Automated Moodle AWS Cluster solution for E-learning company

Aug 13, 2024

How e-learning solution was improved with scalable, robust and highly-available automated Moodle AWS Cluster

In today's fast-paced educational landscape, e-learning platforms need to be scalable, robust, and highly available. I recently undertook a project to enhance an existing Moodle installation by creating an optimized automated AWS Cluster. This blog post details how I improved the e-learning solution, addressing critical issues and implementing automation to streamline management tasks.

Initial solution

Initially, the Moodle platform was hosted directly on a single EC2 instance connected to a shared database. This setup lacked a comprehensive architectural design, leaving room for inefficiencies and scaling challenges. While this configuration provided a basic working environment, it lacked the flexibility, scalability, and high availability required for robust e-learning platforms.

Addressing critical bug fixes

My first step was to tackle existing issues in the original Moodle installation. I've resolved deployment problems, fixed OPcache and PHP CLI execution issues, and corrected PHP.ini configuration errors. These fixes laid a solid foundation for a more stable Moodle environment.

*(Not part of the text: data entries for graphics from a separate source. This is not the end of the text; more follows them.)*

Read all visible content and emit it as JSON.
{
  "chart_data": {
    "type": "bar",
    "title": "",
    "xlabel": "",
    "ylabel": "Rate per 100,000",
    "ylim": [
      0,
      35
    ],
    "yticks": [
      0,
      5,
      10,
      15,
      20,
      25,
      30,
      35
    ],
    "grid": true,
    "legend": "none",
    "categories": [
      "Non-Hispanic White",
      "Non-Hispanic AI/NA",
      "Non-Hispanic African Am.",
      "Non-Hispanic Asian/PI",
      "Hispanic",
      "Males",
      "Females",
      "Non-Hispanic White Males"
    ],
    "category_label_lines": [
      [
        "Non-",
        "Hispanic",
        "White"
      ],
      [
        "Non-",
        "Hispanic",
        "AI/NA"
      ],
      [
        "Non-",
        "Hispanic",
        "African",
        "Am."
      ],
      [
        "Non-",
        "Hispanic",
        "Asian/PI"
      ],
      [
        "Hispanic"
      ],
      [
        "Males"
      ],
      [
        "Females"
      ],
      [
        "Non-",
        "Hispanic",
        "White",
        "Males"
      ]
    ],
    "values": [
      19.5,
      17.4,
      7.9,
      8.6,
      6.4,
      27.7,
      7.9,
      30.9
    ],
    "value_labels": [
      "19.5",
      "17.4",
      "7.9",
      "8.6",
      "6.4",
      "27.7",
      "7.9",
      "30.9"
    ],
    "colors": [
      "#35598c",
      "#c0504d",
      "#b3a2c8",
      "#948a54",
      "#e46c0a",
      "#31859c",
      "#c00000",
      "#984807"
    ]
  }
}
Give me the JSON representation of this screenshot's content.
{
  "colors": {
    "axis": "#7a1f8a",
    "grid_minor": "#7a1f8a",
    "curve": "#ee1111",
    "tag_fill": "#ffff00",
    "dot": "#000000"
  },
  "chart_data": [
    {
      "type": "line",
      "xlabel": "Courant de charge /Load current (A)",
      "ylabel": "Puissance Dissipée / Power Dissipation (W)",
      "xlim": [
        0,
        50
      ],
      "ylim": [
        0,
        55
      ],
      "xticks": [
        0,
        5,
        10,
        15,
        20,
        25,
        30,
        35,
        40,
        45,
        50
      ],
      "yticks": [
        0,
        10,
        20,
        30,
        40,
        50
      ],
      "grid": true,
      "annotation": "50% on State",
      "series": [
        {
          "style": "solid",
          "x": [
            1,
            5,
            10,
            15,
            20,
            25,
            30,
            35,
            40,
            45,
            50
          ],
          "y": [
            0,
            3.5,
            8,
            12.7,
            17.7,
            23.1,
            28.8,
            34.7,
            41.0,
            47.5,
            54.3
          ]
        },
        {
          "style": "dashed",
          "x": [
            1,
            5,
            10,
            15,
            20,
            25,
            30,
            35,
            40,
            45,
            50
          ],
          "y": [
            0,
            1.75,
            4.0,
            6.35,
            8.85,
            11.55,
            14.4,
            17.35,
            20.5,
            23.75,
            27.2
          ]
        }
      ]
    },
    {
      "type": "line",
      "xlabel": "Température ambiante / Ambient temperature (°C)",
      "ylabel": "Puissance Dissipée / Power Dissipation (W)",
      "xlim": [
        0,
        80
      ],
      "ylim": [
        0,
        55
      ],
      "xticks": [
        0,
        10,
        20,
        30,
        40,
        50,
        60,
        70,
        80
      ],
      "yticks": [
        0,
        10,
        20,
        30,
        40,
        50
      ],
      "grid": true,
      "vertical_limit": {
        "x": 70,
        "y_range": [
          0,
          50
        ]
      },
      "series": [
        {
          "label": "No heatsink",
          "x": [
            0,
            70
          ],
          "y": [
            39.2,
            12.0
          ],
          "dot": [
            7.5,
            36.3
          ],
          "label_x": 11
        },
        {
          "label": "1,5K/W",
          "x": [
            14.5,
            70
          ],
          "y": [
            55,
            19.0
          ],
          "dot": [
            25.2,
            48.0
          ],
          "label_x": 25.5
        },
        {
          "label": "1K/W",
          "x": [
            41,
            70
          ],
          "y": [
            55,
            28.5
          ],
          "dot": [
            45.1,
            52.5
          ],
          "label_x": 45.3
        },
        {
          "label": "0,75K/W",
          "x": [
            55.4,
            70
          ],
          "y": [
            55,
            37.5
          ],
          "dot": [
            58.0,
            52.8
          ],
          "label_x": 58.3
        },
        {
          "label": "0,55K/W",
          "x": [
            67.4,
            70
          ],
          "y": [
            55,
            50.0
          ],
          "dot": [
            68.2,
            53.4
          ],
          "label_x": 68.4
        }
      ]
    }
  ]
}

IaC template and enhanced performance

I've made several key updates to the template to improve performance and resource utilization:

  • Updated to the latest MySQL version for improved database performance
  • Optimized instance types
  • Implemented a 'Retain' deletion policy to prevent accidental data loss
  • Migrated from S3-based deployment to AWS SAM for simplified resource management

Leveraging AWS SAM

One of the most impactful changes was the shift from S3-based deployment to AWS Serverless Application Model (SAM). This transition offers several benefits:

By using AWS SAM, I eliminated the need for manual S3 bucket selection and simplified the overall deployment process. SAM automatically creates necessary resources, reducing potential configuration errors and streamlining the setup.

Target solution

To address these limitations, the new solution is based on a modular infrastructure with reusable components, enabling scalability, high availability, and streamlined management. This architecture leverages various AWS services to create a more optimized and automated Moodle environment.

AWS Components Image Figure 1: AWS Components Schema

The diagram above illustrates the core elements of the infrastructure, including key AWS services like RDS for database management, ElastiCache for session management, and an Application Load Balancer (ALB) for efficiently distributing traffic across multiple availability zones.

The new AWS cluster includes:

  • A Virtual Private Cloud (VPC) to isolate resources securely
  • An EC2 Auto-Scaling Group for elastic expansion of Moodle application instances
  • A multi-AZ RDS setup to ensure database resilience and failover
  • A shared Elastic File System (EFS) for data storage that can be accessed across multiple instances
  • ElastiCache for handling session and application caching for better performance

These improvements are essential in creating a resilient, highly available, and fault-tolerant Moodle cluster.

AWS Target Solution Image Figure 2: AWS Target Solution Architecture Schema

The target solution diagram above represents the full architecture of the Moodle AWS Cluster. This architecture integrates load balancing, database replication across availability zones, and caching to ensure optimal performance and fault tolerance. Additionally, the cluster utilizes AWS Route53 and CloudFront for domain management and CDN caching, significantly improving the user experience by reducing latency.

Automation workflows

The project also involved implementing advanced automation workflows to streamline routine management tasks, such as deploying updates and scaling the platform. These workflows ensure smooth operation and reduce the need for manual intervention.

AWS Automation Workflow Image Figure 3: AWS Automation Workflow Schema

The automation workflow shown above is an example of the Moodle upgrade process. The schema given here is missing some unique features delivered to the client, but is good for the general representation.

I've created automation workflows to handle:

  • Moodle upgrades: minor and major flows
  • Toggling the platform online/offline
  • Enabling/disabling maintenance mode
  • Uninstalling missing plugins
  • Resetting user passwords

These automations reduced the manual effort required for routine maintenance and updates.

Results and summary

The optimized Moodle AWS Cluster delivers several key benefits:

  • Improved scalability to handle varying loads
  • Enhanced stability through critical bug fixes
  • Simplified management with automated routine tasks
  • Streamlined deployment process using AWS SAM
  • Future-proofed setup with easier upgrades and maintenance

By addressing these key areas, I've achieved a more robust, efficient, and manageable e-learning platform for the client's needs.